No dia seguinte o velho chamou alguns homens no centro da aldeia. Chamou o menino branco e levou o arco preto. Ele falava e pedia pra um índio mais jovem traduzir pro português de Leonardo.
" Muraika não queria ensinar arco preto pra Leonardo. Muraika pensava Leonardo não conseguir. Muraika não podia desrespeitar madeira, desrespeitar arco. Então Muraika deu madeira errada pra Leonardo. Madeira pequena. Pensava Leonardo não vai conseguir. Mas Muraika esta muito feliz. Leonardo conseguiu. Mesmo madeira pequena. Leonardo bom. Muito bom."
O menino branco não sabia se chorava ou se ria. Se corava ou se sumia. Mas todos olharam para ele e mexeram suas cabeças em sinal de entendimento.
Mas no fundo, lá no fundo, Leonardo branco sentiu. Acima do seu orgulho de bom arqueiro que era, ele se sentiu enganado. Não gostou. A mentira lhe feriu como uma flecha que fura e sangra. Foi pra beira do rio. Ficou. Por um bom tempo o menino branco ficou parado, olhando a água se mexendo sabiamente. Voltou pra aldeia, chamou Muraika, encarando-o de outra forma, um pouco mais de igual pra igual e o intimou com todo respeito: "amanha quando o sol ainda estiver nascendo você vai me levar no mato de novo. E vai me mostrar a madeira certa!"

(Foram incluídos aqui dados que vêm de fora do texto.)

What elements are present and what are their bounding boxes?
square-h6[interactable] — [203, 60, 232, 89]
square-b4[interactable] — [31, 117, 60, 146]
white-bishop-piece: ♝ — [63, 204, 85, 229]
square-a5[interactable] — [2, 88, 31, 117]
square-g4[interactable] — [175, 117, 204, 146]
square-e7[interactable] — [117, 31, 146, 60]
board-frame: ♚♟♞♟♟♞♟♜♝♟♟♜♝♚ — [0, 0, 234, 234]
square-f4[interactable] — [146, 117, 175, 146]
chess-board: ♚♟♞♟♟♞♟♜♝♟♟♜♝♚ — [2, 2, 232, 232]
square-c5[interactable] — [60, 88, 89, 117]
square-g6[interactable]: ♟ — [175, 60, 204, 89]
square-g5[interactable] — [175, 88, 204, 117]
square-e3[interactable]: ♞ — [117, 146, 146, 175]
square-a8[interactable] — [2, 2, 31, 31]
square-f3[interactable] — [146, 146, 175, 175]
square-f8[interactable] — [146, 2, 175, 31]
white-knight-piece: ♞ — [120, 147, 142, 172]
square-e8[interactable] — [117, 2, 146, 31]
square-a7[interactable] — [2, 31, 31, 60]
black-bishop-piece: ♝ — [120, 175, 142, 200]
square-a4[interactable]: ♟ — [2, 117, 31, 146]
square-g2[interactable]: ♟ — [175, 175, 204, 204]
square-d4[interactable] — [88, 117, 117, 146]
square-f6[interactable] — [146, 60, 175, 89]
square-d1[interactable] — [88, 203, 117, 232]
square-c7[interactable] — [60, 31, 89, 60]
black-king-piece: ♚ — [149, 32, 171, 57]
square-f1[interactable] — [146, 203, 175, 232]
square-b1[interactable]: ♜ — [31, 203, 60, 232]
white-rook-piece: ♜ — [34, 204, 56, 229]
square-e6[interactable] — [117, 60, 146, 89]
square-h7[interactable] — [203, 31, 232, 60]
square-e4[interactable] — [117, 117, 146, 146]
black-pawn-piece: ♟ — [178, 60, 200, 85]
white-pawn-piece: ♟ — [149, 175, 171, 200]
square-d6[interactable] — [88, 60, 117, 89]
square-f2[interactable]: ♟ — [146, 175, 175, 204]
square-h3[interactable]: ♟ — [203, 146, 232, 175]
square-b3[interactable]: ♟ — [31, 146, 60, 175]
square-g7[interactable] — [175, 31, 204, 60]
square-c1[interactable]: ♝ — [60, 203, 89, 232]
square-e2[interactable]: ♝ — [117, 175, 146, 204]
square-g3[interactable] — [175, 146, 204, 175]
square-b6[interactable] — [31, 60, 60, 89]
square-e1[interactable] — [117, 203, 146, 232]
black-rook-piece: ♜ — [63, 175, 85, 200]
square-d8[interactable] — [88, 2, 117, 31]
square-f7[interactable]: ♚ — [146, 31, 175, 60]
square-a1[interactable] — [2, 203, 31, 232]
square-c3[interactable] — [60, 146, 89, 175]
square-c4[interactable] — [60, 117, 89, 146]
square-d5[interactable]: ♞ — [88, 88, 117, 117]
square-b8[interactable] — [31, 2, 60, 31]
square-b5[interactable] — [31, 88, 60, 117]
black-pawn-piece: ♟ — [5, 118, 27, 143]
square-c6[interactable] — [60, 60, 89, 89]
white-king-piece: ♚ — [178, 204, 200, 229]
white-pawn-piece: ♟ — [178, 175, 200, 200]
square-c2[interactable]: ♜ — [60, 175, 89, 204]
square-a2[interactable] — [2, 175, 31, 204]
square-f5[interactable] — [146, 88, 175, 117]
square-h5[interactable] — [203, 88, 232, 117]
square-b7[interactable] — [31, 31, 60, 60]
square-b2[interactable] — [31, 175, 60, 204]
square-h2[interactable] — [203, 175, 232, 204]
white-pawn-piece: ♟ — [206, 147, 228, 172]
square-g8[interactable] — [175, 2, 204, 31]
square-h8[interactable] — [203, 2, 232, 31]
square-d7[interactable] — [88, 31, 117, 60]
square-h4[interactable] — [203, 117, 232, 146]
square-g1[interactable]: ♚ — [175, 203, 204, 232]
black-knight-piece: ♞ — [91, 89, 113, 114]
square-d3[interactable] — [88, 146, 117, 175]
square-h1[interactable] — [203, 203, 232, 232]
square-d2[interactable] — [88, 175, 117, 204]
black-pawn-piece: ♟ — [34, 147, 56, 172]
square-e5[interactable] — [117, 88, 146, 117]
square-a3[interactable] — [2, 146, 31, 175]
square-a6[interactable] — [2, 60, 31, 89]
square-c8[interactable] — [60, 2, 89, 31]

Não sei se o velho entendeu as palavras do português mas ele captou o recado e acenou afirmativamente. Conforme combinado os dois arqueiros saíram no escuro da madrugada e trombaram com o sol nascendo pelo caminho onde estava madeira certa do arco preto. Arvore grande, tronco grosso.
Leonardo caminhava decidido. Pés certeiros no chão, olho semicerrado a procura dos detalhes na mata. Facão na mão, pele queimada, mãos calejadas. O branco mudava de cor, virava Índio!
Da madeira certa Leonardo Rocha não tirou apenas uma lasca para fazer o arco, tirou nove. Recomeçou o trabalho de dois meses novamente, com o mesmo empenho.
Alguns dias antes de terminar o trabalho, várias casas da aldeia pegaram fogo, inclusive a sua. Leonardo perdeu tudo: arco, rede, documento, dinheiro pra voltar pra cidade.
“Eu perdi tudo. Fiquei só com três lascas que estavam dentro do rio, e a minha bagagem passou a ser a roupa que eu tinha no corpo e o facão que eu estava na mão. Mas ai eu vi o tanto que eu era da tribo. Porque no outro dia eu tinha rede, eu tinha cobertor, eu tinha roupa, comida. Eu tinha a mesma coisa que todo mundo tinha e a mesma falta que todo mundo tinha. Ai eu vi o quanto eu estava sendo aceito completamente na tribo.” Leonardo Rocha.
Leonardo Rocha é um dos poucos que ainda detém o conhecimento de fazer o arco preto. Talvez o único. Viveu entre os Yawalapiti em 1987, aos onze anos, e em 1993, aos dezessete.